Why SoFi Will Win the Student Lending Game

Tim Chen
Tim Chen
Feb 29, 2016 · 4 min read

Potential 10x yield on unicorn investing?

So many people and VCs talk about hunting for the next unicorn. But what about the unicorn of unicorns? Uber was once valued in the low billions, and is now worth ~$68bn. Here’s my take on which unicorn could achieve another 10x growth in the next 4–5 years.

SoFi is tackling $2.7T+ lending markets through social platform mechanics:

  • $1.2T Student loan market broken with growing federal default rates
  • SoFi funded $6B loans by targeting high-performing students & creating a social platform
  • Strong borrower base + social platform to gain entry into $1.45T mortgage market

Behavior change and market timing

To cover the high cost of tuition in the US, many students take out loans — in fact, the US student loan market is ~$1.2 trillion as of 3Q2015. But the system is inherently broken — under FDIC insurance regulation, banks lose pricing flexibility on student loans whereas they can calibrate risk for mortgages and auto-loans. A market with varying default rates would adjust for quality of education, e.g. Harvard/Stanford vs. for-profit colleges, but today, high-performing students subsidize loans to below-average school students, which have higher default rates. The delinquency rate in 2015 for federal student loans was ~12% vs. mortgages ~6% and auto loans ~4%.

So as a student borrower, I can’t refinance my loans at a lower rate. And if I want to take out another loan, I have to go through a confusing and time-consuming paper-work heavy process, use antiquated systems (FICO score), and put up with poor customer service just to get above-average rates! So how can I get a student loan commensurate with my education quality, career and lifestyle?

Defensible moat, scalability, and competitor

SoFi (~$4B post $1B series E led by Softbank), an online lending marketplace, launched in 2011 to refinance student loans by focusing on top schools. It connects students with their school alumni, who not only lend (SoFi’s also lends its funds raised), but also offer career mentoring, which ultimately reduces lending rates and delinquencies (~3% as of 2016). Instead of the FICO score and traditional debt-to-income ratios, SoFI uses responsible bill payment, monthly income vs. expenses, and professional experience metrics to better predict a loan’s repayment. And unlike traditional methods requiring filling out endless paperwork taking days, SoFi enables users to get loans real-time via their phone.

Naturally, SoFi’s moat is its commitment towards making the loan process about developing a community of like-minded borrowers and donors. This sets SoFi apart from competitors because it’s building a social platform. For example, to scale, SoFi threw cocktail parties for its members, and of the few borrowers who defaulted, SoFi paused their payments and helped them land interviews with potential employers. Oh, and SoFi also provides 6-mo. breaks for customers who want to start their own companies.

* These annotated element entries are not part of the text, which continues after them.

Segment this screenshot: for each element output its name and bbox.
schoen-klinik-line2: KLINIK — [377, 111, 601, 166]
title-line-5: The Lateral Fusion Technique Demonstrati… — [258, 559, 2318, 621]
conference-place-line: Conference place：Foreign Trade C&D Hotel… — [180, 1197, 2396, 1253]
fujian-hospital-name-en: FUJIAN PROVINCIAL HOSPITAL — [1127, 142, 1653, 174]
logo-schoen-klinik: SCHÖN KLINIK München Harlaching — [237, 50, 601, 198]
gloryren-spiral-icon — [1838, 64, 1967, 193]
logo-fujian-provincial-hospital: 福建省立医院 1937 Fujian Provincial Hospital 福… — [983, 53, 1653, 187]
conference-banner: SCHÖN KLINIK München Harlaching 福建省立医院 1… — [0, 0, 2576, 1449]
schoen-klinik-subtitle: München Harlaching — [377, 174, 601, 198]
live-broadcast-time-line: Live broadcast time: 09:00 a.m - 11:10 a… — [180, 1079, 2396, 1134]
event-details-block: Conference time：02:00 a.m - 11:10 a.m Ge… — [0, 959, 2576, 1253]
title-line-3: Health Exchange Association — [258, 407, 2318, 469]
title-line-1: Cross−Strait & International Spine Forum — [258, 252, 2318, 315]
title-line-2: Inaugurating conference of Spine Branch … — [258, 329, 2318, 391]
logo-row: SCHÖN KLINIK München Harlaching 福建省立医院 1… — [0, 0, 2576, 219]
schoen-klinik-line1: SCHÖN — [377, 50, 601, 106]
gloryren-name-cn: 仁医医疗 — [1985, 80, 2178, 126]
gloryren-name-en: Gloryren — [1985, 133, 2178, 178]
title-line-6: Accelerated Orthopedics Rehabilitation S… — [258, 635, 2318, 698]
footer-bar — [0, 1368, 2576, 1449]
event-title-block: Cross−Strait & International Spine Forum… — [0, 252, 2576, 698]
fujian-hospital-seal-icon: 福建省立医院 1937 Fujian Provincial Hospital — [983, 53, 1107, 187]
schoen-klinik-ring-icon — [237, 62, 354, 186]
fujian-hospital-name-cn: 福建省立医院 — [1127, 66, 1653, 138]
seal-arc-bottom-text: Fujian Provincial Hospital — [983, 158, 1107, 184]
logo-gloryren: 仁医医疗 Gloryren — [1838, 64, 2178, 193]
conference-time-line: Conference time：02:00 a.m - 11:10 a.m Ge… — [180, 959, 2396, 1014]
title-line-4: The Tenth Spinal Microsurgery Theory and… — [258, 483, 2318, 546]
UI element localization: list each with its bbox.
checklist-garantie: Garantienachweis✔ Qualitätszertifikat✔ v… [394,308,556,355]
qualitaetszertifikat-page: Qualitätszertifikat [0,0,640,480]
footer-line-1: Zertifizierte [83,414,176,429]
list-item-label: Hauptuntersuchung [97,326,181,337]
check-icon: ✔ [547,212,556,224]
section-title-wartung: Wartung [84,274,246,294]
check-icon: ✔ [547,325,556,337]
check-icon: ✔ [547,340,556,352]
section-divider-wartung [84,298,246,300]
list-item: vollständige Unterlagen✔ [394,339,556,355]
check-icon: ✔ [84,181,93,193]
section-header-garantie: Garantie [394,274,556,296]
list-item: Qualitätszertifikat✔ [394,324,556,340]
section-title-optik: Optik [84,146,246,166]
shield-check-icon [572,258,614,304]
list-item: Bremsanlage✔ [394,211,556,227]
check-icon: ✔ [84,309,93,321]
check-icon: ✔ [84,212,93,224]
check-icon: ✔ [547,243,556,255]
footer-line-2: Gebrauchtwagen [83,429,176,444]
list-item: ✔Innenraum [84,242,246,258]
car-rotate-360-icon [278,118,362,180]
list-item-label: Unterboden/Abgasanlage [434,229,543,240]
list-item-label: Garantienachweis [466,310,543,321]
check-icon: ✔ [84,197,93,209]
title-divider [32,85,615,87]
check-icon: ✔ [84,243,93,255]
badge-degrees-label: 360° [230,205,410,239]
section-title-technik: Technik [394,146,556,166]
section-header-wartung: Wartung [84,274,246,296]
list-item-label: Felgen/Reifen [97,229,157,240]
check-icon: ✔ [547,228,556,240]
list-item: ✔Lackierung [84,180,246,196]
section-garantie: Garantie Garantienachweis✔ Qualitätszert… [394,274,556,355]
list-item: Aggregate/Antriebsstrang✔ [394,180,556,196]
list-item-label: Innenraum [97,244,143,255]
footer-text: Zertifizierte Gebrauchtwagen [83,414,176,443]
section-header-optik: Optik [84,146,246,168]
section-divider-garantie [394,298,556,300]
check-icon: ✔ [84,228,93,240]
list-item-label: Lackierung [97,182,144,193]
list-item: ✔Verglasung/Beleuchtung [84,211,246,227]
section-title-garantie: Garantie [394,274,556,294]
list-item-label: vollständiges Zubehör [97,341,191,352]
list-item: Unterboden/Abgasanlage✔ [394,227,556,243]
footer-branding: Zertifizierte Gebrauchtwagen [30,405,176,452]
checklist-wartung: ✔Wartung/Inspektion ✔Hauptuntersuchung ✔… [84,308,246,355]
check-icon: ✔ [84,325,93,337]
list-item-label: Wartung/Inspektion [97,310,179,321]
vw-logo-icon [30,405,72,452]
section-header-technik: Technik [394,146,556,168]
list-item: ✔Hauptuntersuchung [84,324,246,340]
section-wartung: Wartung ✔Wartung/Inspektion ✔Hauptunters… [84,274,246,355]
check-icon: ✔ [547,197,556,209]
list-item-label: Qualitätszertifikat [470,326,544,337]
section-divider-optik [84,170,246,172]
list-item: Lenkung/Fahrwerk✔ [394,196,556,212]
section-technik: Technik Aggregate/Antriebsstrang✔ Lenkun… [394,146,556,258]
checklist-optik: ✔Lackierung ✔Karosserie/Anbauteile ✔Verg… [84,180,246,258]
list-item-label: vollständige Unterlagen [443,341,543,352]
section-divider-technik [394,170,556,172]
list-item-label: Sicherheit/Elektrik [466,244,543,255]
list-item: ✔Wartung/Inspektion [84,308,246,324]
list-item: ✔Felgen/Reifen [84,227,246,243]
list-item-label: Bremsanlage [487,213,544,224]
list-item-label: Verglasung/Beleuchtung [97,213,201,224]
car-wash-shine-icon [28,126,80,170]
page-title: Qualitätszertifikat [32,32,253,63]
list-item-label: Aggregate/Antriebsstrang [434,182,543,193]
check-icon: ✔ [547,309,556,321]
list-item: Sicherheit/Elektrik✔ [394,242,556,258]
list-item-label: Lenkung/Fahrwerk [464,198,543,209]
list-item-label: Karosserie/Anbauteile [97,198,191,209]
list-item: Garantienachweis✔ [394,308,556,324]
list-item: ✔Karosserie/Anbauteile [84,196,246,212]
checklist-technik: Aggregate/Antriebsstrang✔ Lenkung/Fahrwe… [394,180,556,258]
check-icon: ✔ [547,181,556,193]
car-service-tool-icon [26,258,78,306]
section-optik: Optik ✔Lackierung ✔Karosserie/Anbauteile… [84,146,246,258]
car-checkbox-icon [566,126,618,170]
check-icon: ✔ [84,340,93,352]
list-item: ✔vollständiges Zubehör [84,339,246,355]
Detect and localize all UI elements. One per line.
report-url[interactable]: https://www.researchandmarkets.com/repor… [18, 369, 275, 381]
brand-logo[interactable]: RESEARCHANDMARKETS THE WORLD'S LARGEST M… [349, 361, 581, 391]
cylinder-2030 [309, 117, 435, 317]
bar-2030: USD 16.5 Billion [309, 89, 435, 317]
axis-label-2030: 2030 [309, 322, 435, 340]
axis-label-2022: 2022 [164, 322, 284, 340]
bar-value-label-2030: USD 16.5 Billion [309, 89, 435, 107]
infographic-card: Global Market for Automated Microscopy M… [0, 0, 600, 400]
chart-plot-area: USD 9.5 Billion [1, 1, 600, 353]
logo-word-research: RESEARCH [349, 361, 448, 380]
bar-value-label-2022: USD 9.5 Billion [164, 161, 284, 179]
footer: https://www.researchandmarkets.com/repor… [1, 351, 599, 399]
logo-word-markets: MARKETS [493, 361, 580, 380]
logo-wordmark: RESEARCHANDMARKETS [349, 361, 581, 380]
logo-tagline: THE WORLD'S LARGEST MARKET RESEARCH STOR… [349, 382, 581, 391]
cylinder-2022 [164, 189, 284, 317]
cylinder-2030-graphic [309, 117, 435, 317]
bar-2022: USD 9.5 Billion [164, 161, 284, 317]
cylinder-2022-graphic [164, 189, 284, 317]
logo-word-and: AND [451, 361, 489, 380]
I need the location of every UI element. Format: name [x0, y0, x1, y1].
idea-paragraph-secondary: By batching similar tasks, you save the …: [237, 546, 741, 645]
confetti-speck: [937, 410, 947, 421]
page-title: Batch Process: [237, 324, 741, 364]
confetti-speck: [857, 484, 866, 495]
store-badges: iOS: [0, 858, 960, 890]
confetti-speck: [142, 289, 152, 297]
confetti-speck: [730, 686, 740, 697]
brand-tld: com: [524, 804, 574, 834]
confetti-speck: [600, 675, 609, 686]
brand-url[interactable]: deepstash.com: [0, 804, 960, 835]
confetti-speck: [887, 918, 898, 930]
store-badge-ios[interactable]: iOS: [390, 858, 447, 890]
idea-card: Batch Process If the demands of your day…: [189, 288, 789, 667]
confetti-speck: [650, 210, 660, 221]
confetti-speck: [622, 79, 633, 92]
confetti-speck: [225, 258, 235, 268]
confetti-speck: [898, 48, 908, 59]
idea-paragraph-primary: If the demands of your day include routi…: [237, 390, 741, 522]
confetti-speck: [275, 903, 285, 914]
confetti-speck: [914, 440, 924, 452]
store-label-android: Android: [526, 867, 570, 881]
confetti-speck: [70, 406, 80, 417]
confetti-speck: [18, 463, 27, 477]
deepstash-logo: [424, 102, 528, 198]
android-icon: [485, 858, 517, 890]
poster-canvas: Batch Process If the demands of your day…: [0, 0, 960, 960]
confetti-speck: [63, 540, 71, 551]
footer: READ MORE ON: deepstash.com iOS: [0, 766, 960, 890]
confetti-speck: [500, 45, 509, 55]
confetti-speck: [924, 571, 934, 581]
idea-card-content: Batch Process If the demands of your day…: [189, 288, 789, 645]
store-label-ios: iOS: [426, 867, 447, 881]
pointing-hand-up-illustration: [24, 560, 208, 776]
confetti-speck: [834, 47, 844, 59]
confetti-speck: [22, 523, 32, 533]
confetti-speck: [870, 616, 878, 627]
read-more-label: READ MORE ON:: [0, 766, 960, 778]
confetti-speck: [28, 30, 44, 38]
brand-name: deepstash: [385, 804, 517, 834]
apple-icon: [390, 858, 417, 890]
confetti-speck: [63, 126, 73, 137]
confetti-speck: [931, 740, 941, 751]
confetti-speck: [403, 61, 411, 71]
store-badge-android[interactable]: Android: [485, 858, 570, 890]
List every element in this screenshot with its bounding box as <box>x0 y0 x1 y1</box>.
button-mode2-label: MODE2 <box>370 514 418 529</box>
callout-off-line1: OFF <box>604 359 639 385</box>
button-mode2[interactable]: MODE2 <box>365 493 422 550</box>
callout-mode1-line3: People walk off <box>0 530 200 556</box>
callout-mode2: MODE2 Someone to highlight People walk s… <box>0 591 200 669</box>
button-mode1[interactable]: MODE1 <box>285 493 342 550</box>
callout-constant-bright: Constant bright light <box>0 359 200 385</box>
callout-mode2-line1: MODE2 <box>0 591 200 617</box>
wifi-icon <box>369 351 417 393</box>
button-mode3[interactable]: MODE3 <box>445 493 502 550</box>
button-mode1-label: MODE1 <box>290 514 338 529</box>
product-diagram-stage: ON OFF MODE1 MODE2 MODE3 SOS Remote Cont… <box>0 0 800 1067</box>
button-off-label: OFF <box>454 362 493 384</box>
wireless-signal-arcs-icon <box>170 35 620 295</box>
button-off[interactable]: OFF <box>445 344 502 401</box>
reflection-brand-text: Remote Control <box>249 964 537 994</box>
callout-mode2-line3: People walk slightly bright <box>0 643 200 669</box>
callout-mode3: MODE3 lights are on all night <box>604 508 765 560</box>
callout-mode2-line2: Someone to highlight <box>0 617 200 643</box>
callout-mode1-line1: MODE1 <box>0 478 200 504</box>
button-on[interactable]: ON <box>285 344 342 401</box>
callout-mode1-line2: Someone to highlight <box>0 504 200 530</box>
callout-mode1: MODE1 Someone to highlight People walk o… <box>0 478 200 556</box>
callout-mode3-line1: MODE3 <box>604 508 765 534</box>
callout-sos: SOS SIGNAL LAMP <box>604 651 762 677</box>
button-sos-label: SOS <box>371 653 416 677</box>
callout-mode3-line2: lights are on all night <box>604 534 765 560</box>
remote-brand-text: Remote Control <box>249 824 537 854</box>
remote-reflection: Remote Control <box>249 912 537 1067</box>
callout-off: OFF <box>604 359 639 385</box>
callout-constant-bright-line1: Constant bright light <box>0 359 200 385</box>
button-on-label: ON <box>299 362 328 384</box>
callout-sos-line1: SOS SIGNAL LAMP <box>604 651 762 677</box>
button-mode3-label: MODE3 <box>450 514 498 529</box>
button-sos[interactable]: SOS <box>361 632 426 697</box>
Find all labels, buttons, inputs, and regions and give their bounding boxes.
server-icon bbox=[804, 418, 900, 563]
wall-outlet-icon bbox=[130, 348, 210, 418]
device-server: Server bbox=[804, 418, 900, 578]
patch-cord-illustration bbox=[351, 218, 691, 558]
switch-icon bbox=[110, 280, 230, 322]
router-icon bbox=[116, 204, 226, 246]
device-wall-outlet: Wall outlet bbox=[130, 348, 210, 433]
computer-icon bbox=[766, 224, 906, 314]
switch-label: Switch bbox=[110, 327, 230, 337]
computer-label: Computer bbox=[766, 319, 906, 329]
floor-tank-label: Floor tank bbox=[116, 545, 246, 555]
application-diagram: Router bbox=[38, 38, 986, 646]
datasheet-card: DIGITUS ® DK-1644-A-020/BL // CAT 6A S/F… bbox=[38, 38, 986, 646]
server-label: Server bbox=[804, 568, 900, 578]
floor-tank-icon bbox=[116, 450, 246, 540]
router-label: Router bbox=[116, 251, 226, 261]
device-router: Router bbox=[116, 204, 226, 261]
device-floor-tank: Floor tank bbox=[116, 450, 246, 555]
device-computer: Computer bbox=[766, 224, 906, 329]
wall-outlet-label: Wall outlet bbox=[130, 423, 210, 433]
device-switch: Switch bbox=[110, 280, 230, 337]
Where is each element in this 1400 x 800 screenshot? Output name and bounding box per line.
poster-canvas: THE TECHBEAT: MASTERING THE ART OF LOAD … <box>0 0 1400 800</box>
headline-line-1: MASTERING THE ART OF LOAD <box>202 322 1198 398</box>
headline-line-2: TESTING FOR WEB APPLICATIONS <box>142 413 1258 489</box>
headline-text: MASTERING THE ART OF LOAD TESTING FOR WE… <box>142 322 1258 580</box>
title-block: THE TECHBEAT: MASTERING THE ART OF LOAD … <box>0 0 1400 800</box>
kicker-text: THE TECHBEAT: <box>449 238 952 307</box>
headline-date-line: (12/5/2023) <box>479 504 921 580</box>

Furthermore, unlike competing P2P & social lenders, SoFi started with the strongest demographic customer base, which drives strong earning power. As of 2016, SoFi registered 120K+ members, funded $6 billionto date, and originated an incredible $1 billion in loans each month vs. $1 billion for all of 2014. SoFi has experienced hockey stick growth and profitability (profitable as of 2014) as a result of it’s ease of use and customer base. Competitors (Roostify, Lending Club, etc.) merely want to unbundle banks or streamline existing processes for consumers and Fannie & Freddie. SoFi wants to kill banks.

Risks and exit analysis

SoFi is a social platform that will transform finance and education. It’s social infrastructure (50% referral rate and 90 net promoter score) help the company scale, market and distribute its “community capital.”

Risks include lowering lending standards to subsidize growth, federal regulations loosening to compete, and bigger banks cutting rates (Wells Fargo has already). There’s also refinancing risk: subscribers lend money to SoFi, against its 5-year fixed rate notes, which originate 5–20 year maturity loans to borrowers.

SoFi is also expanding into the $1.45T mortgage market by leveraging its social platform and strong customer base. SoFi underwrites mortgages based on a person’s free cash flow to broaden customer pool and pull from its student base. Over half of SoFi’s borrowers earn at least $100K and have an average FICO of 774, driving favorable securitization ratings from Moody’s and S&P. Nonbanks grew their US mortgage marketshare to ~38% and PwC estimates nonbank mortgage lending to grow 30% CAGR from $6.5B in 2014 to $150bn by 2025. SoFi’s social model & strong customer base can drive it to at least $50B.